New research from The University of Texas at Austin finds industrial buildout in oil, gas and petrochemical sectors in the U.S. Gulf Coast and Southwest regions could generate more than half a billion tons of additional greenhouse gas emissions per year by 2030. That figure is equivalent to 8% of total current annual U.S. emissions. These emissions are driven by the regions’ oil and gas boom, and a substantial fraction comes from large industrial facilities such as new petrochemical plants, liquefied natural gas export terminals and refineries. The vast majority of these emissions will come from Texas and Louisiana.
The paper detailing the study, “Emissions in the Stream: Estimating the Greenhouse Gas Impacts of an Oil and Gas Boom,” was published this week in Environmental Research Letters.
This study comes on the heels of a new report from the Environmental Integrity Project (EIP), which finds that industry buildout in addition to drilling could release up to 227 million tons of greenhouse gas emissions by 2025. Although the EIP report’s findings are based on permitted emissions, UT researchers accounted for future permitted and nonpermitted emissions through 2030.

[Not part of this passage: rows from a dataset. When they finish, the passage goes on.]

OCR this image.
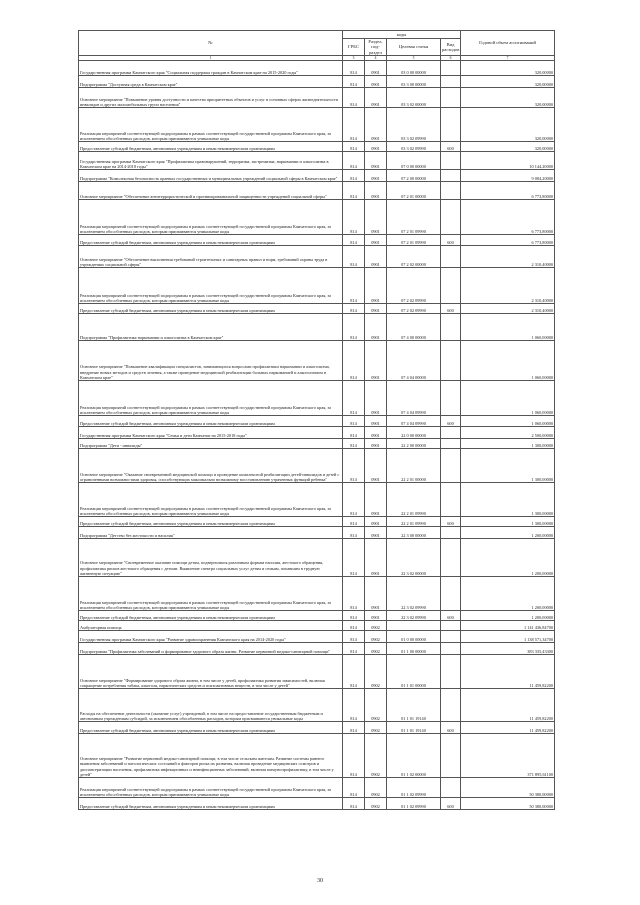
№	коды				Годовой объем ассигнований
	ГРБС	Раздел, под-раздел	Целевая статья	Вид расходов	
1	3	4	5	6	7
Государственная программа Камчатского края "Социальная поддержка граждан в Камчатском крае на 2015-2020 годы"	814	0901	03 0 00 00000		320,00000
Подпрограмма "Доступная среда в Камчатском крае"	814	0901	03 3 00 00000		320,00000
Основное мероприятие "Повышение уровня доступности и качества приоритетных объектов и услуг в основных сферах жизнедеятельности инвалидов и других маломобильных групп населения"	814	0901	03 3 02 00000		320,00000
Реализация мероприятий соответствующей подпрограммы в рамках соответствующей государственной программы Камчатского края, за исключением обособленных расходов, которым присваиваются уникальные коды	814	0901	03 3 02 09990		320,00000
Предоставление субсидий бюджетным, автономным учреждениям и иным некоммерческим организациям	814	0901	03 3 02 09990	600	320,00000
Государственная программа Камчатского края "Профилактика правонарушений, терроризма, экстремизма, наркомании и алкоголизма в Камчатском крае на 2014-2018 годы"	814	0901	07 0 00 00000		10 144,20000
Подпрограмма "Комплексная безопасность краевых государственных и муниципальных учреждений социальной сферы в Камчатском крае"	814	0901	07 2 00 00000		9 084,20000
Основное мероприятие "Обеспечение антитеррористической и противокриминальной защищенности учреждений социальной сферы"	814	0901	07 2 01 00000		6 773,80000
Реализация мероприятий соответствующей подпрограммы в рамках соответствующей государственной программы Камчатского края, за исключением обособленных расходов, которым присваиваются уникальные коды	814	0901	07 2 01 09990		6 773,80000
Предоставление субсидий бюджетным, автономным учреждениям и иным некоммерческим организациям	814	0901	07 2 01 09990	600	6 773,80000
Основное мероприятие "Обеспечение выполнения требований строительных и санитарных правил и норм, требований охраны труда в учреждениях социальной сферы"	814	0901	07 2 02 00000		2 310,40000
Реализация мероприятий соответствующей подпрограммы в рамках соответствующей государственной программы Камчатского края, за исключением обособленных расходов, которым присваиваются уникальные коды	814	0901	07 2 02 09990		2 310,40000
Предоставление субсидий бюджетным, автономным учреждениям и иным некоммерческим организациям	814	0901	07 2 02 09990	600	2 310,40000
Подпрограмма "Профилактика наркомании и алкоголизма в Камчатском крае"	814	0901	07 4 00 00000		1 060,00000
Основное мероприятие "Повышение квалификации специалистов, занимающихся вопросами профилактики наркомании и алкоголизма, внедрение новых методов и средств лечения, а также проведение медицинской реабилитации больных наркоманией и алкоголизмом в Камчатском крае"	814	0901	07 4 04 00000		1 060,00000
Реализация мероприятий соответствующей подпрограммы в рамках соответствующей государственной программы Камчатского края, за исключением обособленных расходов, которым присваиваются уникальные коды	814	0901	07 4 04 09990		1 060,00000
Предоставление субсидий бюджетным, автономным учреждениям и иным некоммерческим организациям	814	0901	07 4 04 09990	600	1 060,00000
Государственная программа Камчатского края "Семья и дети Камчатки на 2015-2018 годы"	814	0901	22 0 00 00000		2 500,00000
Подпрограмма "Дети - инвалиды"	814	0901	22 2 00 00000		1 300,00000
Основное мероприятие "Оказание своевременной медицинской помощи и проведение комплексной реабилитации детей-инвалидов и детей с ограниченными возможностями здоровья, способствующих максимально возможному восстановлению утраченных функций ребенка"	814	0901	22 2 01 00000		1 300,00000
Реализация мероприятий соответствующей подпрограммы в рамках соответствующей государственной программы Камчатского края, за исключением обособленных расходов, которым присваиваются уникальные коды	814	0901	22 2 01 09990		1 300,00000
Предоставление субсидий бюджетным, автономным учреждениям и иным некоммерческим организациям	814	0901	22 2 01 09990	600	1 300,00000
Подпрограмма "Детство без жестокости и насилия"	814	0901	22 3 00 00000		1 200,00000
Основное мероприятие "Своевременное оказание помощи детям, подвергшимся различным формам насилия, жестокого обращения, профилактика рисков жестокого обращения с детьми. Выявление спектра социальных услуг детям и семьям, попавшим в трудную жизненную ситуацию"	814	0901	22 3 02 00000		1 200,00000
Реализация мероприятий соответствующей подпрограммы в рамках соответствующей государственной программы Камчатского края, за исключением обособленных расходов, которым присваиваются уникальные коды	814	0901	22 3 02 09990		1 200,00000
Предоставление субсидий бюджетным, автономным учреждениям и иным некоммерческим организациям	814	0901	22 3 02 09990	600	1 200,00000
Амбулаторная помощь	814	0902			1 141 436,84700
Государственная программа Камчатского края "Развитие здравоохранения Камчатского края на 2014-2020 годы"	814	0902	01 0 00 00000		1 138 571,34700
Подпрограмма "Профилактика заболеваний и формирование здорового образа жизни. Развитие первичной медико-санитарной помощи"	814	0902	01 1 00 00000		383 335,43300
Основное мероприятие "Формирование здорового образа жизни, в том числе у детей, профилактика развития зависимостей, включая сокращение потребления табака, алкоголя, наркотических средств и психоактивных веществ, в том числе у детей"	814	0902	01 1 01 00000		11 459,82200
Расходы на обеспечение деятельности (оказание услуг) учреждений, в том числе на предоставление государственным бюджетным и автономным учреждениям субсидий, за исключением обособленных расходов, которым присваиваются уникальные коды	814	0902	01 1 01 19140		11 459,82200
Предоставление субсидий бюджетным, автономным учреждениям и иным некоммерческим организациям	814	0902	01 1 01 19140	600	11 459,82200
Основное мероприятие "Развитие первичной медико-санитарной помощи, в том числе сельским жителям. Развитие системы раннего выявления заболеваний и патологических состояний и факторов риска их развития, включая проведение медицинских осмотров и диспансеризации населения, профилактика инфекционных и неинфекционных заболеваний, включая иммунопрофилактику, в том числе у детей"	814	0902	01 1 02 00000		371 895,61100
Реализация мероприятий соответствующей подпрограммы в рамках соответствующей государственной программы Камчатского края, за исключением обособленных расходов, которым присваиваются уникальные коды	814	0902	01 1 02 09990		50 380,00000
Предоставление субсидий бюджетным, автономным учреждениям и иным некоммерческим организациям	814	0902	01 1 02 09990	600	50 380,00000
30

“We wanted to understand if the industrial buildout we were reading about was a greenhouse gas mountain or a molehill,” said Andrew Waxman, assistant professor of economics and public policy at the LBJ School of Public Affairs at UT Austin and a co-author of the study. “Emissions from oil and gas production are well known, but our analysis finds over two-thirds of future emissions will come from midstream and downstream sources, including petrochemicals, liquefied natural gas export facilities and refineries. These sources are a pretty big mountain that policymakers and climate modelers don’t seem to be currently accounting for.”
By 2030, the study finds that 541 million tons of additional CO2e* could be emitted each year from the industrial facilities and infrastructure projects that have been recently constructed, are under construction, are permitted to be constructed or are nonpermitted facilities in the Gulf region. These emissions are just from on-site combustion and do not include tailpipe or other end-use emissions.
*CO2e is a measure used to compare the global warming potential of various greenhouse gases by converting amounts of other gases to the equivalent amount of carbon dioxide.
These emissions represent more than 8% of total current annual U.S. greenhouse gas emissions and are about equal to the emissions from 131 coal-fired power plants.
“If these projects move forward without mechanisms to reduce their GHG emissions, reducing U.S. emissions may become even more difficult,” Waxman explained.
Petrochemical facilities (40%) are the largest source of the new emissions. Emissions from liquified natural gas (LNG) represent about 20%, and 22% of the projected emissions will come from facilities that are already built or under construction.
“Our methodology was a simple analysis based on publicly available data, and we were surprised by the large amount of emissions from these industrial sources that don’t get a lot of attention, such as ethane crackers and LNG terminals,” said Benjamin Leibowicz, a professor at UT Austin and a co-author of the study. “These facilities may operate for decades, so it’s critical that we understand the long-term impact they will have on the country’s greenhouse gas emissions, and that’s why a second phase of this work will address solutions to reduce these emissions.”
Several papers and media stories during the past decade have examined the rate and quantity of emissions from oil and gas production facilities, known as upstream emissions. Midstream and downstream emissions, however, including those from petrochemical facilities, liquefied natural gas terminals and refineries, are less understood. Based on data from permits, emissions factors, and facility capacities, the authors calculated likely emissions from midstream and downstream sources along the Gulf Coast that will be built as a result of increased oil and gas production in the region.
Construction projects in other regions where oil and gas production has increased in recent years – in the Appalachia and Great Plains areas, for example – were not included in this analysis.
The study was funded by the Cynthia and George Mitchell Foundation. A second phase of research will examine policy and technical solutions that could reduce these projected emissions.